That Ayatollah Ali Khamenei and the Islamic Republic of Iran are on the wrong side of history should be obvious. While Khamenei claims popular legitimacy, the Iranian people increasingly treat the theocratic regime with disdain. Women flout his dress code. Iranians rally to the cause of athletes, artists, and entrepreneurs whom the Islamic Republic imprisons or executes. Khamenei points to voter participation as a sign of popular buy-in, but many Iranians coerced to cast ballots under threat of harm or job loss instead spoil their ballots as an act of silent protest.
Dissent and diversity are deadly in the Islamic Republic. The regime regularly hangs gays and targets the religious and sectarian minorities who flee the country in droves. Religious police wage war on women. Students face decades in prison or worse if they criticize Khamenei or question fundamentals of the regime.
Far from the frequent claims by regime apologists that Iran has not launched a war in more than two centuries, Iranian aggression has been both frequent and deadly, costing hundreds of thousands of lives in Syria, Iraq, Yemen, and Lebanon.
The free world should speak with moral clarity: 45 years of Iranian terrorism and destruction is enough.
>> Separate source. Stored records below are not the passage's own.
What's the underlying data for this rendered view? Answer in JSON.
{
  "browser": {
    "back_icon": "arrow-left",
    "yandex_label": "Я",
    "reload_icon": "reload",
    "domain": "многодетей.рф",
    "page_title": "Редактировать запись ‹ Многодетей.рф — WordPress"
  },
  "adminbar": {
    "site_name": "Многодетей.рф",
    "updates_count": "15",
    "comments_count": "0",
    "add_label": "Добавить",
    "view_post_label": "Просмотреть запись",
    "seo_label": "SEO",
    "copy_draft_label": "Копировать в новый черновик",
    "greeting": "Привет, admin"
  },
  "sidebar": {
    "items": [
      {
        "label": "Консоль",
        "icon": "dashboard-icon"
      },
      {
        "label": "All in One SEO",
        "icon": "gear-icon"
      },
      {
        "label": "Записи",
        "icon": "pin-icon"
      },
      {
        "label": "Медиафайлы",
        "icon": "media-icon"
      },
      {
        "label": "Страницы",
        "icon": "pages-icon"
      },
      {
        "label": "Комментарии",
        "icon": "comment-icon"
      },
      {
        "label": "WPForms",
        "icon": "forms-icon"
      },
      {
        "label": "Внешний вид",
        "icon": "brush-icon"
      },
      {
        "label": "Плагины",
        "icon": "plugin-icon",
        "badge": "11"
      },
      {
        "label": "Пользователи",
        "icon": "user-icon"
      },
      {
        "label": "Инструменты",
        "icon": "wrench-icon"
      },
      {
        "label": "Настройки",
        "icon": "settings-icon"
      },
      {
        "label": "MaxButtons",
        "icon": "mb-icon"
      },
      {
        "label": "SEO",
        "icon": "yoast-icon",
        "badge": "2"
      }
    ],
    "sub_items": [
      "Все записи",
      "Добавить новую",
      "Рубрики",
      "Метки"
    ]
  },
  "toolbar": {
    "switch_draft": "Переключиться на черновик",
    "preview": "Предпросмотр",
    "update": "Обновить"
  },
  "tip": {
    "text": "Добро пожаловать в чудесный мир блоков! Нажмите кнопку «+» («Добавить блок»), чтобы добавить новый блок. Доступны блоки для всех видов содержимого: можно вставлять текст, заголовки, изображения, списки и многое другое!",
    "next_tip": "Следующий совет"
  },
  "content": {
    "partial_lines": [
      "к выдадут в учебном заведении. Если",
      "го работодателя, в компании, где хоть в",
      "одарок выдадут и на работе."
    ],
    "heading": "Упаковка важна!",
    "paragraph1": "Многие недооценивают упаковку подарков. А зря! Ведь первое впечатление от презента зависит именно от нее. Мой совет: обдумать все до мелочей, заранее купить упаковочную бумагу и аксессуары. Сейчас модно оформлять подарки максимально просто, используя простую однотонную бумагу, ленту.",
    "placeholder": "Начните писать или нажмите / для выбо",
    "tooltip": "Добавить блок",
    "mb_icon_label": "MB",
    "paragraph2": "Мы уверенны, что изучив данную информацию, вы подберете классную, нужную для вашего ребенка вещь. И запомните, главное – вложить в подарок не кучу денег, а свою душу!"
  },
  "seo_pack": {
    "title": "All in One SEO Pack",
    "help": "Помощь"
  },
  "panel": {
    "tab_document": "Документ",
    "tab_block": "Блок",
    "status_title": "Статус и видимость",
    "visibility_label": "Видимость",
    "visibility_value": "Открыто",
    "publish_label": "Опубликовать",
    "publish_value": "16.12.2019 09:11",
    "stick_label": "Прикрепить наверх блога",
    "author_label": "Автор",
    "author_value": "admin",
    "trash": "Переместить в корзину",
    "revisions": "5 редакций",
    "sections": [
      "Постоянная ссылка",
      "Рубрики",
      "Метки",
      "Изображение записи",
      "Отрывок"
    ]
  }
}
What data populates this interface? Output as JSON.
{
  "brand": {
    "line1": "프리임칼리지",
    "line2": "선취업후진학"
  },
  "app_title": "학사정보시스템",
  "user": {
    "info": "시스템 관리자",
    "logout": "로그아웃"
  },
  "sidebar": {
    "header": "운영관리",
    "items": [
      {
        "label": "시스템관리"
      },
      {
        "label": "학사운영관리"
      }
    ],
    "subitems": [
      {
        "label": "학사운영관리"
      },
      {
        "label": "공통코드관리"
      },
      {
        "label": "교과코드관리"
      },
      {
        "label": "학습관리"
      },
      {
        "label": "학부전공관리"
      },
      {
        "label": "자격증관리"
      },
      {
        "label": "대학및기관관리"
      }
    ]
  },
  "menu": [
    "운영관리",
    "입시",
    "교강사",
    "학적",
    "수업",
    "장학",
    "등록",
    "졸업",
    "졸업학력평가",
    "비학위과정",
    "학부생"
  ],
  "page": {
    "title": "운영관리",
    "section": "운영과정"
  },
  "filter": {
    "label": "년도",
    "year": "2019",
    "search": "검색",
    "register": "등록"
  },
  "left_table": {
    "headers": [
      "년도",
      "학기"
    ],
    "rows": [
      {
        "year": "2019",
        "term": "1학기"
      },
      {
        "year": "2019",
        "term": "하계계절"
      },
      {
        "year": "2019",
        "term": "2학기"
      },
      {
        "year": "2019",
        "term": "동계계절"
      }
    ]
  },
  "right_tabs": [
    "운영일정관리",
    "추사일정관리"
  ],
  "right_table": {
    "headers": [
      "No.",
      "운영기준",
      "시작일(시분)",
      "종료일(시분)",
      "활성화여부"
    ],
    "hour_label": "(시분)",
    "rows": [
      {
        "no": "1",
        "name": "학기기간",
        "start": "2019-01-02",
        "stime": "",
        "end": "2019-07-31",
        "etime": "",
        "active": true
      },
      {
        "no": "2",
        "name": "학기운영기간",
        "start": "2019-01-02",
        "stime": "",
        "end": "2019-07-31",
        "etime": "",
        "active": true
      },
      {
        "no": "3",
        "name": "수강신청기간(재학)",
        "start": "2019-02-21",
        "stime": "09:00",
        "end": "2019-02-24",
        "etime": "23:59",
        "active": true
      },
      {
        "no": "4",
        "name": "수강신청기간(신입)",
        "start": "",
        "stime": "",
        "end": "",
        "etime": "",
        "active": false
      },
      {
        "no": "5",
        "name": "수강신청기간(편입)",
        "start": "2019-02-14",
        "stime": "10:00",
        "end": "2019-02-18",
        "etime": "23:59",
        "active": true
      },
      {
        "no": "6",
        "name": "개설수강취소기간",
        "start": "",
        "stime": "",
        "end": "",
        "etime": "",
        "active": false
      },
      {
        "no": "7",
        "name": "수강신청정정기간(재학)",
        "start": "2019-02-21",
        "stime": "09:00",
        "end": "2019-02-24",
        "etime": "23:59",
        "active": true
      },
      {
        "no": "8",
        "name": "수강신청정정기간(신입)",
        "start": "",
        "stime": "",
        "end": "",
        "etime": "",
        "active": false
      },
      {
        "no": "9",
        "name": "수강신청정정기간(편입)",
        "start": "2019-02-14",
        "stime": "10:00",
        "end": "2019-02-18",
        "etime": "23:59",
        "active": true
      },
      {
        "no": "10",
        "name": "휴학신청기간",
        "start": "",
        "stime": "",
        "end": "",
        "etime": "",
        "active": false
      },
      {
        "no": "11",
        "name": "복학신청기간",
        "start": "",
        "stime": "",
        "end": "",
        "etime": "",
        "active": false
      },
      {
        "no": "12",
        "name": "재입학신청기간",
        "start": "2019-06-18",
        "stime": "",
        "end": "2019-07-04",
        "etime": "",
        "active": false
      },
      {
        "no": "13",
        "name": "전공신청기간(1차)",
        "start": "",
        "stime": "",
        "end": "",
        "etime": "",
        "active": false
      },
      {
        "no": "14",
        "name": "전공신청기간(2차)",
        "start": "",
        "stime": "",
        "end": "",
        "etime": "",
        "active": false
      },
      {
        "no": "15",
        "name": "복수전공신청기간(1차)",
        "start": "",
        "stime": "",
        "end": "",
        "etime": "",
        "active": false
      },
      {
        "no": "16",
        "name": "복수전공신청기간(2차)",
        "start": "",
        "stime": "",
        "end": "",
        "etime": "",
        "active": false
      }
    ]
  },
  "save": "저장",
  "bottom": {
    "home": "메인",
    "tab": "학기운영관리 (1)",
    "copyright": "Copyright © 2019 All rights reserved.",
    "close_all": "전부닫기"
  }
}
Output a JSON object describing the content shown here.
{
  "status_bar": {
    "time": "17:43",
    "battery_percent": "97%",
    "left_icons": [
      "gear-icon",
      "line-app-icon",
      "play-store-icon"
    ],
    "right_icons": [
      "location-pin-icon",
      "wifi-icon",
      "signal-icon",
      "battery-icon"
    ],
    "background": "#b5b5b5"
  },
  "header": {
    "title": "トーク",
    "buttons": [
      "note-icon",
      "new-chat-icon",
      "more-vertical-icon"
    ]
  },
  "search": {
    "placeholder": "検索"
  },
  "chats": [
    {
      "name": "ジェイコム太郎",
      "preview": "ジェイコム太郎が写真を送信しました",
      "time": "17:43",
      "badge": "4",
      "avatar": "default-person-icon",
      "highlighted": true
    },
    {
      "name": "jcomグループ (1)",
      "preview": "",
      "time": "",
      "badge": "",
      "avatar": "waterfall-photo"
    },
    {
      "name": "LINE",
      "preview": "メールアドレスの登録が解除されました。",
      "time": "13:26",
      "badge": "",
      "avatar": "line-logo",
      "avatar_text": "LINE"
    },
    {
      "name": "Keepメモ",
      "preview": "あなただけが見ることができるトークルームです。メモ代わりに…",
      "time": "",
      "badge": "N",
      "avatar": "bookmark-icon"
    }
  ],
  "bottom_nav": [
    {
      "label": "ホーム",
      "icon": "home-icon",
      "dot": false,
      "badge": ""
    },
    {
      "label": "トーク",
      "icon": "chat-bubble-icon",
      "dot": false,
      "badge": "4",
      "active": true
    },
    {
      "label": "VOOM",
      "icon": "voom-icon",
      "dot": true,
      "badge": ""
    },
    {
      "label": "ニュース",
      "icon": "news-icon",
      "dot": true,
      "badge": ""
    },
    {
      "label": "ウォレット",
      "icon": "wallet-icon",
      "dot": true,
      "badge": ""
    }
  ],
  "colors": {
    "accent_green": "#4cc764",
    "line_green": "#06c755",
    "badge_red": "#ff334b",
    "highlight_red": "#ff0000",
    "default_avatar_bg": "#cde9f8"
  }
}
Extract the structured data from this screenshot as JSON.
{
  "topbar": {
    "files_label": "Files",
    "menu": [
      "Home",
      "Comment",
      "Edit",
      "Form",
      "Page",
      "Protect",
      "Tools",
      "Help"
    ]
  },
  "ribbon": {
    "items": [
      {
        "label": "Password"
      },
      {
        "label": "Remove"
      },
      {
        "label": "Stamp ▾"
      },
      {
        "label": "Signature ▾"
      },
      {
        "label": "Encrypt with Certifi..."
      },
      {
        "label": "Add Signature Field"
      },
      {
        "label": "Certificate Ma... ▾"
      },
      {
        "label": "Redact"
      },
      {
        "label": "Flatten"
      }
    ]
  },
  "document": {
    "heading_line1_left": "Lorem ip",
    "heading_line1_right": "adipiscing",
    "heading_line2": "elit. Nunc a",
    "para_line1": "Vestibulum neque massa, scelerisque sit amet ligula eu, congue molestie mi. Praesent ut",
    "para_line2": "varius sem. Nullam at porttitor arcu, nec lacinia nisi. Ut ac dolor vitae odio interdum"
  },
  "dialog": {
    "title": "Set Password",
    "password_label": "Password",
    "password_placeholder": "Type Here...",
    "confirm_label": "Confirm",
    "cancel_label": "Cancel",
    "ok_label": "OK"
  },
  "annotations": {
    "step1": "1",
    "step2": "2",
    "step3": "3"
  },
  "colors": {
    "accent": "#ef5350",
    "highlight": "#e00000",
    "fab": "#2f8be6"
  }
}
Western silence and even obsequiousness, however, encourages him to believe the West is weak and a soft target for Iran to expand its revolution.
It is in this context that Khamenei views U.S. college campuses as fertile ground for hate and extremism.
Iran is not alone among protest instigators, but the Iranian regime is a major component of what now appears to be one of the largest influence operations to promote terror and attack religious liberty in American history. The Middle East Forum has been investigating the funding and operational planning and it is a rogues gallery with Students for Justice in Palestine making common cause with myriad groups on the revolutionary left.
Iran has played a major role to create the crisis that has transformed the Islamic Republic’s revolutionary prerogative into a domestic insurgency in the heart of America’s academy. Their money, weapons and training have lit the Middle East on fire, but their malign influence extends to universities, civil society, and even our government.
It is time to recognize that security at home requires freedom and liberty in Iran. This is not a call for direct intervention against the Islamic Republic, but it is a call to support the right of the Iranian people to form a government that respects their rights and no longer uses terrorism to destabilize the Middle East and the world.
Hearing these words from world leaders would infuse Iranians with hope and energy. Natan Sharansky, a Cold War dissident who was a prisoner in the Soviet Gulag told how the words of President Ronald Reagan helped hasten its end:
“It was the great brilliant moment when we learned that Ronald Reagan had proclaimed the Soviet Union an Evil Empire before the entire world...It was one of the most important, freedom-affirming declarations, and we all instantly knew it. For us, that was the moment that really marked the end for them, and the beginning for us.”
Instead of sending them planeloads of cash loaded on unmarked aircraft in the dead of night. It is time for the White House to stand in broad daylight and proclaim, “The Islamic Republic of Iran has reached its expiration date and we wish its people well in their efforts to build a government that will be better for themselves and the rest of the world.”